Valeriana ceratophylla, also known as raíz de gato, is a herbaceous plant that is native to Mexico. It is species of valerian in the honeysuckle family.

==Description==
Valeriana ceratophylla is a perennial plant that can grow 31 to 60 cm tall, but usually not taller than 50 cm. It grows from a taproot that is round at the top and taping downwards like a turnip to somewhat tapering at the top and often forking. The root can be as much as 20 cm thick, but more usually is less than 10 cm. The caudex is 2–4 cm long and covered in the remains of leaf bases from past years and the brown stems of the present season.

Most of its leaves are basal leaves, springing directly from the base of the plant, with only occasional leaves on the stems. They are twice divided pinnate leaves like that of a fern. They are attached by leaf stems that measures 1–7 cm long while the blade of the leaf is 8–21.5 cm long and 2–3.5 cm wide.
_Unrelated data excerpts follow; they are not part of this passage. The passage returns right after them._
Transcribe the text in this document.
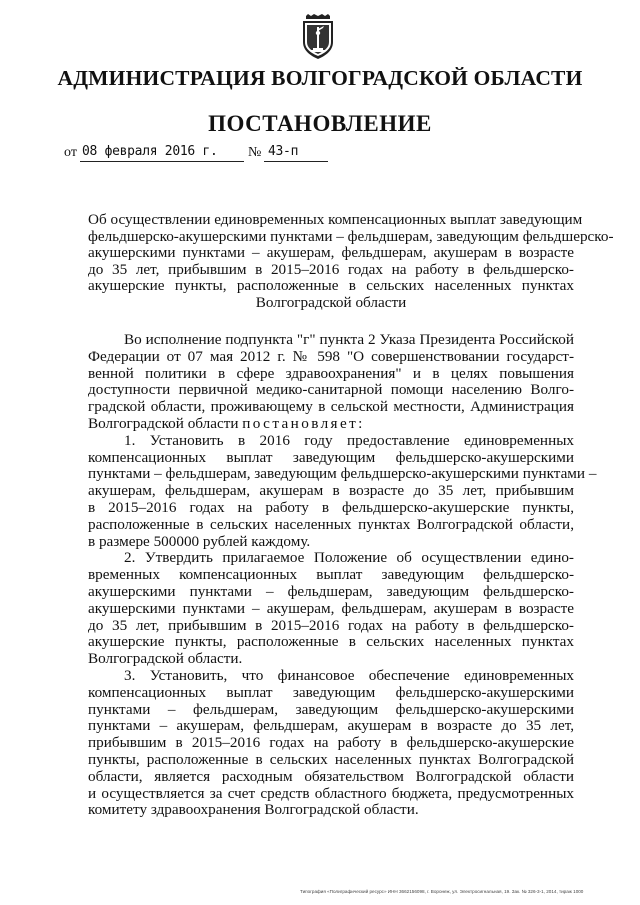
АДМИНИСТРАЦИЯ ВОЛГОГРАДСКОЙ ОБЛАСТИ
ПОСТАНОВЛЕНИЕ
от 08 февраля 2016 г. № 43-п
Об осуществлении единовременных компенсационных выплат заведующим
фельдшерско-акушерскими пунктами – фельдшерам, заведующим фельдшерско-
акушерскими пунктами – акушерам, фельдшерам, акушерам в возрасте
до 35 лет, прибывшим в 2015–2016 годах на работу в фельдшерско-
акушерские пункты, расположенные в сельских населенных пунктах
Волгоградской области
Во исполнение подпункта "г" пункта 2 Указа Президента Российской
Федерации от 07 мая 2012 г. № 598 "О совершенствовании государст-
венной политики в сфере здравоохранения" и в целях повышения
доступности первичной медико-санитарной помощи населению Волго-
градской области, проживающему в сельской местности, Администрация
Волгоградской области постановляет:
1. Установить в 2016 году предоставление единовременных
компенсационных выплат заведующим фельдшерско-акушерскими
пунктами – фельдшерам, заведующим фельдшерско-акушерскими пунктами –
акушерам, фельдшерам, акушерам в возрасте до 35 лет, прибывшим
в 2015–2016 годах на работу в фельдшерско-акушерские пункты,
расположенные в сельских населенных пунктах Волгоградской области,
в размере 500000 рублей каждому.
2. Утвердить прилагаемое Положение об осуществлении едино-
временных компенсационных выплат заведующим фельдшерско-
акушерскими пунктами – фельдшерам, заведующим фельдшерско-
акушерскими пунктами – акушерам, фельдшерам, акушерам в возрасте
до 35 лет, прибывшим в 2015–2016 годах на работу в фельдшерско-
акушерские пункты, расположенные в сельских населенных пунктах
Волгоградской области.
3. Установить, что финансовое обеспечение единовременных
компенсационных выплат заведующим фельдшерско-акушерскими
пунктами – фельдшерам, заведующим фельдшерско-акушерскими
пунктами – акушерам, фельдшерам, акушерам в возрасте до 35 лет,
прибывшим в 2015–2016 годах на работу в фельдшерско-акушерские
пункты, расположенные в сельских населенных пунктах Волгоградской
области, является расходным обязательством Волгоградской области
и осуществляется за счет средств областного бюджета, предусмотренных
комитету здравоохранения Волгоградской области.
Типография «Полиграфический ресурс» ИНН 3662156098, г. Воронеж, ул. Электросигнальная, 19. Зак. № 326-3-1, 2014, тираж 1000
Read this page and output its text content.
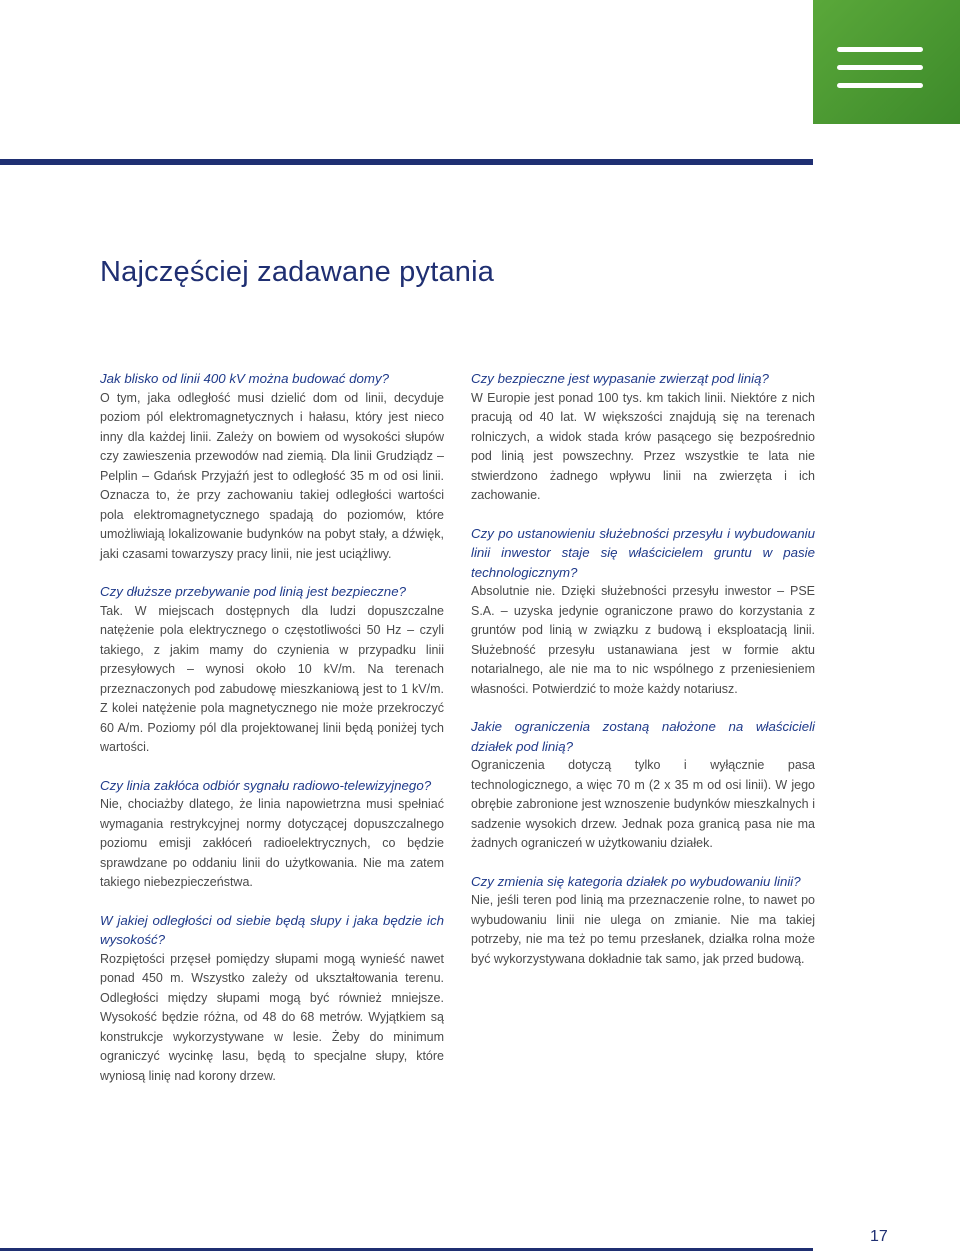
Najczęściej zadawane pytania

Jak blisko od linii 400 kV można budować domy?

O tym, jaka odległość musi dzielić dom od linii, decyduje poziom pól elektromagnetycznych i hałasu, który jest nieco inny dla każdej linii. Zależy on bowiem od wysokości słupów czy zawieszenia przewodów nad ziemią. Dla linii Grudziądz – Pelplin – Gdańsk Przyjaźń jest to odległość 35 m od osi linii. Oznacza to, że przy zachowaniu takiej odległości wartości pola elektromagnetycznego spadają do poziomów, które umożliwiają lokalizowanie budynków na pobyt stały, a dźwięk, jaki czasami towarzyszy pracy linii, nie jest uciążliwy.

Czy dłuższe przebywanie pod linią jest bezpieczne?

Tak. W miejscach dostępnych dla ludzi dopuszczalne natężenie pola elektrycznego o częstotliwości 50 Hz – czyli takiego, z jakim mamy do czynienia w przypadku linii przesyłowych – wynosi około 10 kV/m. Na terenach przeznaczonych pod zabudowę mieszkaniową jest to 1 kV/m. Z kolei natężenie pola magnetycznego nie może przekroczyć 60 A/m. Poziomy pól dla projektowanej linii będą poniżej tych wartości.

Czy linia zakłóca odbiór sygnału radiowo-telewizyjnego?

Nie, chociażby dlatego, że linia napowietrzna musi spełniać wymagania restrykcyjnej normy dotyczącej dopuszczalnego poziomu emisji zakłóceń radioelektrycznych, co będzie sprawdzane po oddaniu linii do użytkowania. Nie ma zatem takiego niebezpieczeństwa.

W jakiej odległości od siebie będą słupy i jaka będzie ich wysokość?

Rozpiętości przęseł pomiędzy słupami mogą wynieść nawet ponad 450 m. Wszystko zależy od ukształtowania terenu. Odległości między słupami mogą być również mniejsze. Wysokość będzie różna, od 48 do 68 metrów. Wyjątkiem są konstrukcje wykorzystywane w lesie. Żeby do minimum ograniczyć wycinkę lasu, będą to specjalne słupy, które wyniosą linię nad korony drzew.

Czy bezpieczne jest wypasanie zwierząt pod linią?

W Europie jest ponad 100 tys. km takich linii. Niektóre z nich pracują od 40 lat. W większości znajdują się na terenach rolniczych, a widok stada krów pasącego się bezpośrednio pod linią jest powszechny. Przez wszystkie te lata nie stwierdzono żadnego wpływu linii na zwierzęta i ich zachowanie.

Czy po ustanowieniu służebności przesyłu i wybudowaniu linii inwestor staje się właścicielem gruntu w pasie technologicznym?

Absolutnie nie. Dzięki służebności przesyłu inwestor – PSE S.A. – uzyska jedynie ograniczone prawo do korzystania z gruntów pod linią w związku z budową i eksploatacją linii. Służebność przesyłu ustanawiana jest w formie aktu notarialnego, ale nie ma to nic wspólnego z przeniesieniem własności. Potwierdzić to może każdy notariusz.

Jakie ograniczenia zostaną nałożone na właścicieli działek pod linią?

Ograniczenia dotyczą tylko i wyłącznie pasa technologicznego, a więc 70 m (2 x 35 m od osi linii). W jego obrębie zabronione jest wznoszenie budynków mieszkalnych i sadzenie wysokich drzew. Jednak poza granicą pasa nie ma żadnych ograniczeń w użytkowaniu działek.

Czy zmienia się kategoria działek po wybudowaniu linii?

Nie, jeśli teren pod linią ma przeznaczenie rolne, to nawet po wybudowaniu linii nie ulega on zmianie. Nie ma takiej potrzeby, nie ma też po temu przesłanek, działka rolna może być wykorzystywana dokładnie tak samo, jak przed budową.

17
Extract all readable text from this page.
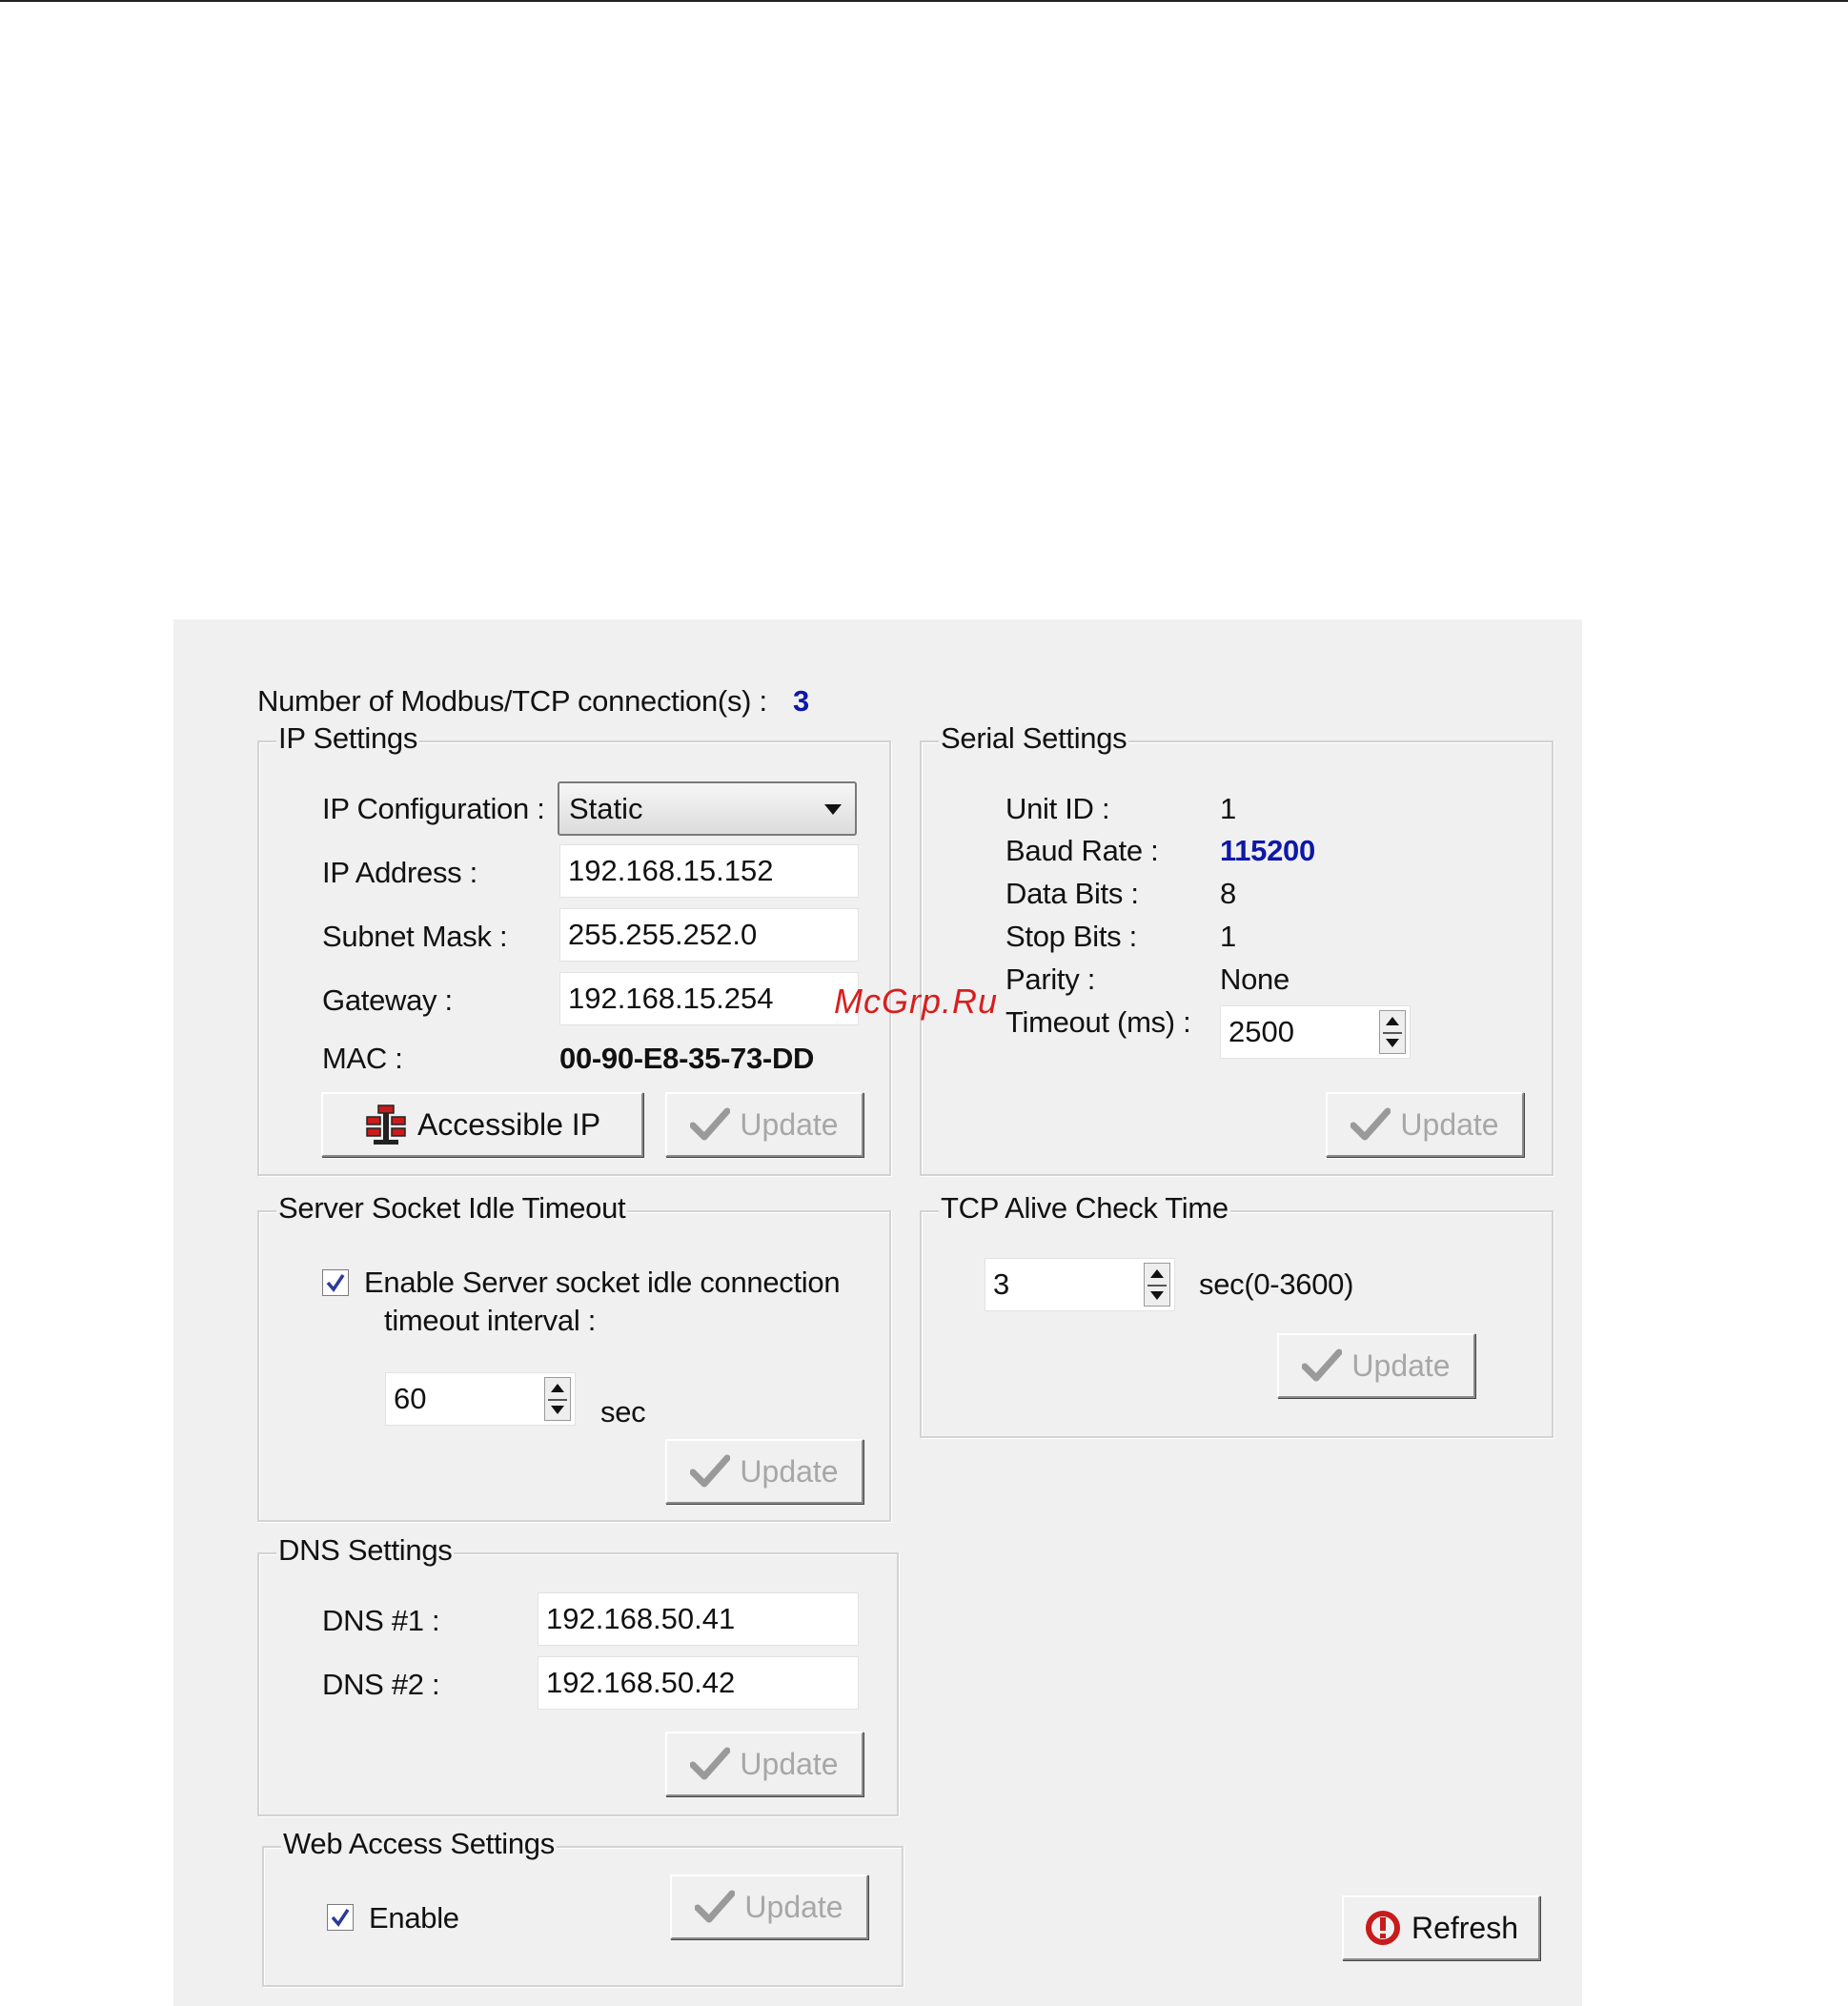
Number of Modbus/TCP connection(s) : 3
IP Settings
IP Configuration : Static
IP Address :	192.168.15.152
Subnet Mask : 255.255.252.0
Gateway :	192.168.15.254
MAC :	00-90-E8-35-73-DD
Accessible IP	Update
Serial Settings
Unit ID :	1
Baud Rate : 115200
Data Bits :	8
Stop Bits :	1
Parity :	None
Timeout (ms) : 2500
Update
Server Socket Idle Timeout
Enable Server socket idle connection
timeout interval :
60	sec
Update
TCP Alive Check Time
3	sec(0-3600)
Update
DNS Settings
DNS #1 :	192.168.50.41
DNS #2 :	192.168.50.42
Update
Web Access Settings
Enable	Update
Refresh
McGrp.Ru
The fused flower petals are form a bell shape about 5 millimeters long. They are white to somewhat pink in color and have silky hairs in the throat of the flower. It can flower as early as June or as late as September.

==Taxonomy==
Valeriana ceratophylla was scientifically described and named by Karl Sigismund Kunth in 1819. It is classified in the genus Valeriana within the family Caprifoliaceae. It has three heterotypic synonyms.

Table of synonyms
| Name | Year |
|---|---|
| Valeriana dichotoma DC. | 1830 |
| Valeriana napus Lindl. | 1840 |
| Valeriana ramosissima M.Martens & Galeotti | 1844 |

===Names===
In Spanish Valeriana ceratophylla is known as raíz de gato or "cat's claw". It is also known as mazatates, raíz del oso, acuares, raíz de valeriana, or ucuares.

==Range and habitat==
In central Mexico it grows in the states of Mexico City, the State of Mexico, Morelos, and Puebla, and it only absent from Tlaxcala. It is also recorded in the northeastern states of Guanajuato, Hidalgo, Querétaro, and San Luis Potosí, and also to the east in Veracruz on the Gulf of Mexico. To the southwest it only grows in Guerrero and Oaxaca. It grows in open, dry areas and is often found growing on disturbed ground.